Saving Florida’s Friendliest Native Bird Matters

For the past 2 million years, Florida has been home to a superlative bird found nowhere else on earth. These birds are remarkably smart, with extraordinary memory and perhaps even the ability to plan ahead. Highly social yet quarrelsome, they’re like the stars of an avian soap opera. And they’re as brash and curious as precocious kids. Many a jubilant birdwatcher has turned to find one mischievously perched upon their shoulder.


Park sign.


I also got close to a Yellow-rumped Warbler in a thicket, a winter visitor to Florida.


The Yellow-rumped Warbler is the only warbler able to digest the waxes found in bayberries and wax myrtles.
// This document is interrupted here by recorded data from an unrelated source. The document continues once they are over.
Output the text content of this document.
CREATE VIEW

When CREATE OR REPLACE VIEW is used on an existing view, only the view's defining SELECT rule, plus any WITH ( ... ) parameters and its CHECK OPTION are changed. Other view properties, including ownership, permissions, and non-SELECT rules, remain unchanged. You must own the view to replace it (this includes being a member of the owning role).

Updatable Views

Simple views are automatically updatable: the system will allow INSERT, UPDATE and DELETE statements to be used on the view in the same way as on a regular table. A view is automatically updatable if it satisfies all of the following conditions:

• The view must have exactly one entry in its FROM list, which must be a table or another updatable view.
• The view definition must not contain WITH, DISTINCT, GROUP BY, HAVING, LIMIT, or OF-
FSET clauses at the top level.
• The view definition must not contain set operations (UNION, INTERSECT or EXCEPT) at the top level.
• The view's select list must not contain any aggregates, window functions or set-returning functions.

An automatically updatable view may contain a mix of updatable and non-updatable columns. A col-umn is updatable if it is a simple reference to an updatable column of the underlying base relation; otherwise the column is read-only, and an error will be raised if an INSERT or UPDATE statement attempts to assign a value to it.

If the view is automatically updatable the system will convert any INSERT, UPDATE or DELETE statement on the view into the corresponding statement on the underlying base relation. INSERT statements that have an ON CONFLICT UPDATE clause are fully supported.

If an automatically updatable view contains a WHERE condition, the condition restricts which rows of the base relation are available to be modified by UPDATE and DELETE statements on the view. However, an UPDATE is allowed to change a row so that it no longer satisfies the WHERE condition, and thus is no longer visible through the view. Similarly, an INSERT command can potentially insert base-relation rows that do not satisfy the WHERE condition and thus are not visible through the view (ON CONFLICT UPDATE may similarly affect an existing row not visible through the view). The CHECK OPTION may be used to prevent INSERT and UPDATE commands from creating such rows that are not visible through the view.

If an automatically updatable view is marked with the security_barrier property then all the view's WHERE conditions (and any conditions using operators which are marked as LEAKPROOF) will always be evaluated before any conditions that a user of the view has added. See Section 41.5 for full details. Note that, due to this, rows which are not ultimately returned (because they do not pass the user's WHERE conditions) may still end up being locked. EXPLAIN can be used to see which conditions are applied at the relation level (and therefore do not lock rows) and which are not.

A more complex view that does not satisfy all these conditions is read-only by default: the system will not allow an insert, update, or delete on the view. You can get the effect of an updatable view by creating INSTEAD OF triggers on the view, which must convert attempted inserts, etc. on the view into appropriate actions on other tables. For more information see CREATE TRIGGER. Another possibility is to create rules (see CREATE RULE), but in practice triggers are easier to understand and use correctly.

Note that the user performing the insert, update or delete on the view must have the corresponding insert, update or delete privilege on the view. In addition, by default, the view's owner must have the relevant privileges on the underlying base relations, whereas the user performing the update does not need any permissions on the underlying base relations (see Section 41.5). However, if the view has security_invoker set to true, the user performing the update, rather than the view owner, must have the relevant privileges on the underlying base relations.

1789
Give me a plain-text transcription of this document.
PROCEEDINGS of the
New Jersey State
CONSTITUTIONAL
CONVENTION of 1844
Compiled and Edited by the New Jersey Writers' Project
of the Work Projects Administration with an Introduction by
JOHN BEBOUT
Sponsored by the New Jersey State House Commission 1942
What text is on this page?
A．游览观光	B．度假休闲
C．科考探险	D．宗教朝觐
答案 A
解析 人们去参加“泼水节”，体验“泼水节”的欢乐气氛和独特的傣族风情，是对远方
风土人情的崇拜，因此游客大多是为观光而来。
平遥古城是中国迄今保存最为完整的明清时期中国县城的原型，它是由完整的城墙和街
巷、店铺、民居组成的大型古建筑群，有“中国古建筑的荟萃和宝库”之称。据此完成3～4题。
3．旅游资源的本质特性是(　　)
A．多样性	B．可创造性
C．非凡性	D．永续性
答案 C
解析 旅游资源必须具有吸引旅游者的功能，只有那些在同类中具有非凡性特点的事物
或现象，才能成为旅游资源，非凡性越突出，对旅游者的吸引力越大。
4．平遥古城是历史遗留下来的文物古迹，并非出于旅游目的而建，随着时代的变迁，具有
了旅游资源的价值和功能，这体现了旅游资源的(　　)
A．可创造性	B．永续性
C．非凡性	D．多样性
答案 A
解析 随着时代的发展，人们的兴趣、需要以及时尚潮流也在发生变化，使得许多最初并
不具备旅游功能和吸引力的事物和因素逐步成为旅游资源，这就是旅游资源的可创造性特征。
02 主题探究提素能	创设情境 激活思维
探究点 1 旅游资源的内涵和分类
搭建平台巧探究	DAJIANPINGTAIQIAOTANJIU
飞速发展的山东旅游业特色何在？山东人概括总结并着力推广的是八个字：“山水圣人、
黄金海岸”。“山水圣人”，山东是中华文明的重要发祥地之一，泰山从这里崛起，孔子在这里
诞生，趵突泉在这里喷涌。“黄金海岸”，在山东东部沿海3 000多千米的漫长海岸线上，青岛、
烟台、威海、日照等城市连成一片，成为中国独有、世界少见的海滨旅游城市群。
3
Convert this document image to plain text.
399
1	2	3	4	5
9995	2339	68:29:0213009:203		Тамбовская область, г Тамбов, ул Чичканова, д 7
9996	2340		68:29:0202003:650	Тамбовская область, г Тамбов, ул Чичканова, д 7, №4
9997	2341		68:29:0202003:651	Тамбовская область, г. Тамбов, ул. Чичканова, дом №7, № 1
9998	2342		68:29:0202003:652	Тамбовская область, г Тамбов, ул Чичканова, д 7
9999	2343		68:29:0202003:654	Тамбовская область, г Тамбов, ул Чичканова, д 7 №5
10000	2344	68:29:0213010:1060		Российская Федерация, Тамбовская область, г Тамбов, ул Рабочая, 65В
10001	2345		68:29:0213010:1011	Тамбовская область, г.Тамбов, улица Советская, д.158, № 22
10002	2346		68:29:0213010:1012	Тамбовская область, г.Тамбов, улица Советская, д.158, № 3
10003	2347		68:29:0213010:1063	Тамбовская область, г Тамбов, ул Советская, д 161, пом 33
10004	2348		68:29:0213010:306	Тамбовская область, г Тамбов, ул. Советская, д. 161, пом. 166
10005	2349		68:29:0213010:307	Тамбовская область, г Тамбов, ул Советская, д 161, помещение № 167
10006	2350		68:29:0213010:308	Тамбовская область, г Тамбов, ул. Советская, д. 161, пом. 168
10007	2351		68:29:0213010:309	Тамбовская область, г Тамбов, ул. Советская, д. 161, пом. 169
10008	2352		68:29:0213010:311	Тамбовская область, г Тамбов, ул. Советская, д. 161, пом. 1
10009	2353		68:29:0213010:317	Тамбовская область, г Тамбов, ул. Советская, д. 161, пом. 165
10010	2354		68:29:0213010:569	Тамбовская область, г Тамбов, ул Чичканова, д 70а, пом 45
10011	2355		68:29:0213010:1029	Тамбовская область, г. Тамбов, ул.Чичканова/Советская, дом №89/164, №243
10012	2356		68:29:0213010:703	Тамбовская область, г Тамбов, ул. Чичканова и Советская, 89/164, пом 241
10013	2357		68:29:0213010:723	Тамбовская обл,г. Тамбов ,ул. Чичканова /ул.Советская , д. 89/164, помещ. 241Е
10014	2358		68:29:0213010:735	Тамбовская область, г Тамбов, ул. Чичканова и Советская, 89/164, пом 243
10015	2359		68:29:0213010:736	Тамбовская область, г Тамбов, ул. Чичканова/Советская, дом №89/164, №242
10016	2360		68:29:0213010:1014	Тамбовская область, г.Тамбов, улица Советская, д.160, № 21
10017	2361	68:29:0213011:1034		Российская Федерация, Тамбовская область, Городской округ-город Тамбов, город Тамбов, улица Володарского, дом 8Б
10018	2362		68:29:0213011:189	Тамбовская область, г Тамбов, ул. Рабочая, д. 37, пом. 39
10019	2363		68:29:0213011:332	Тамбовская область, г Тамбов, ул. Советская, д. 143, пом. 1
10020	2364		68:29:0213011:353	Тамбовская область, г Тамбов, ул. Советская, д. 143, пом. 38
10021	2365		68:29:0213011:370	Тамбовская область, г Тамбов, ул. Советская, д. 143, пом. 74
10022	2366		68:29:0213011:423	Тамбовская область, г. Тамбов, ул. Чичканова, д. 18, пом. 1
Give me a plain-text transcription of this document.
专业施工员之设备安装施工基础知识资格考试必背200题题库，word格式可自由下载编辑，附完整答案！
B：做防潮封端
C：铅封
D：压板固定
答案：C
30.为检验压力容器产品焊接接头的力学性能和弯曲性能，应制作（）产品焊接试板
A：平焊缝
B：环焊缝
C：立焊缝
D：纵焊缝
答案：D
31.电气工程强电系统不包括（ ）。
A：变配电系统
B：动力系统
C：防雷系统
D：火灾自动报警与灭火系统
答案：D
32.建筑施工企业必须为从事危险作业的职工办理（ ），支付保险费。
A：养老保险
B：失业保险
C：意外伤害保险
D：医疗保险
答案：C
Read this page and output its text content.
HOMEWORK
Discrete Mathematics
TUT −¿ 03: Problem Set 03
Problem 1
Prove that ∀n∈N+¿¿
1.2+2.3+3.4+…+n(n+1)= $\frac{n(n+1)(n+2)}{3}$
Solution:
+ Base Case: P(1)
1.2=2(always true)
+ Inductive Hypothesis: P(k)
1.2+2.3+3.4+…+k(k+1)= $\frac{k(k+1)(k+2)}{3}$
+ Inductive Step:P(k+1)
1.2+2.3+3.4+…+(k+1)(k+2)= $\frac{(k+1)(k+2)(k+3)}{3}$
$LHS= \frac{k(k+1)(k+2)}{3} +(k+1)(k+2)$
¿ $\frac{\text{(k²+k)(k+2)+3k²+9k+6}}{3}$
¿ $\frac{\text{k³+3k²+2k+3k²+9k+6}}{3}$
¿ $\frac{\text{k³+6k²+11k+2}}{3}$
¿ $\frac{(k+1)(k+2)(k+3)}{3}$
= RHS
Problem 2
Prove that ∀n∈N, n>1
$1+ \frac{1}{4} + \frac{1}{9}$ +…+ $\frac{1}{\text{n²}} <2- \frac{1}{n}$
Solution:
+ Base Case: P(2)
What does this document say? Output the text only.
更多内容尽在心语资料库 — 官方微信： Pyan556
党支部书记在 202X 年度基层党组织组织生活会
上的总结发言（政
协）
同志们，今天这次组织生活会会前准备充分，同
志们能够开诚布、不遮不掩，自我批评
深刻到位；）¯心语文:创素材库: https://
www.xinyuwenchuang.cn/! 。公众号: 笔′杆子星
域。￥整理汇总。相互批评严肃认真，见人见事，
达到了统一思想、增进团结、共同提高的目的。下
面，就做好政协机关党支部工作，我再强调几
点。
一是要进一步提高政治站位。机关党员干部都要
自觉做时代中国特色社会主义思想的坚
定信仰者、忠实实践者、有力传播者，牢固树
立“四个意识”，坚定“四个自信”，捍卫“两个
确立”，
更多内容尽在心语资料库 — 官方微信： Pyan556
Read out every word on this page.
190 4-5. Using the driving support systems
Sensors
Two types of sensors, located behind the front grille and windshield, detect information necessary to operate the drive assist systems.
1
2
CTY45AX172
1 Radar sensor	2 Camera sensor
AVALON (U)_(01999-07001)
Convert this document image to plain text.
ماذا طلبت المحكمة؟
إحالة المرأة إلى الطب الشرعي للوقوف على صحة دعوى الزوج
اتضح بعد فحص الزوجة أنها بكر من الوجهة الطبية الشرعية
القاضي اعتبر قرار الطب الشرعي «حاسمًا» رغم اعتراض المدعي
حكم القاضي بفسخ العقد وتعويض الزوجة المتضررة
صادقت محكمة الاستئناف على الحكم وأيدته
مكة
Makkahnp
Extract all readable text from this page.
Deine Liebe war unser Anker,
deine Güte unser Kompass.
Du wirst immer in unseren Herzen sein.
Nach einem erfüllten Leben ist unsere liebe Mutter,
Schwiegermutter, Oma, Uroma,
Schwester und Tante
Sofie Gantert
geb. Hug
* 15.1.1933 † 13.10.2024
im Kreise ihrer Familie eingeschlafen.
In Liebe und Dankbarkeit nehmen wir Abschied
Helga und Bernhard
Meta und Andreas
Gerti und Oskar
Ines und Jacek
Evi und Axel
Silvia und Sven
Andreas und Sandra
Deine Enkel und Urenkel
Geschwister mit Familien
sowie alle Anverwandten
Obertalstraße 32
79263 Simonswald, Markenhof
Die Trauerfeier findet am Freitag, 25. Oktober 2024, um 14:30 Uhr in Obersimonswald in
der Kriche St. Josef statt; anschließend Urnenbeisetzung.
Its ability to use these fruits allows it to winter farther north than other warblers, sometimes as far north as Newfoundland.


Yellow-rumped Warblers are perhaps the most versatile foragers of all warblers. They’re the warbler you’re most likely to see fluttering out from a tree to catch a flying insect, and they’re also quick to switch over to eating berries in fall. Other places Yellow-rumped Warblers have been spotted foraging include picking at insects on washed-up seaweed at the beach, skimming insects from the surface of rivers and the ocean, picking them out of spiderwebs, and grabbing them off piles of manure.

I bought an annual pass to Florida State Parks and I will be heading back to Jonathan Dickinson again soon!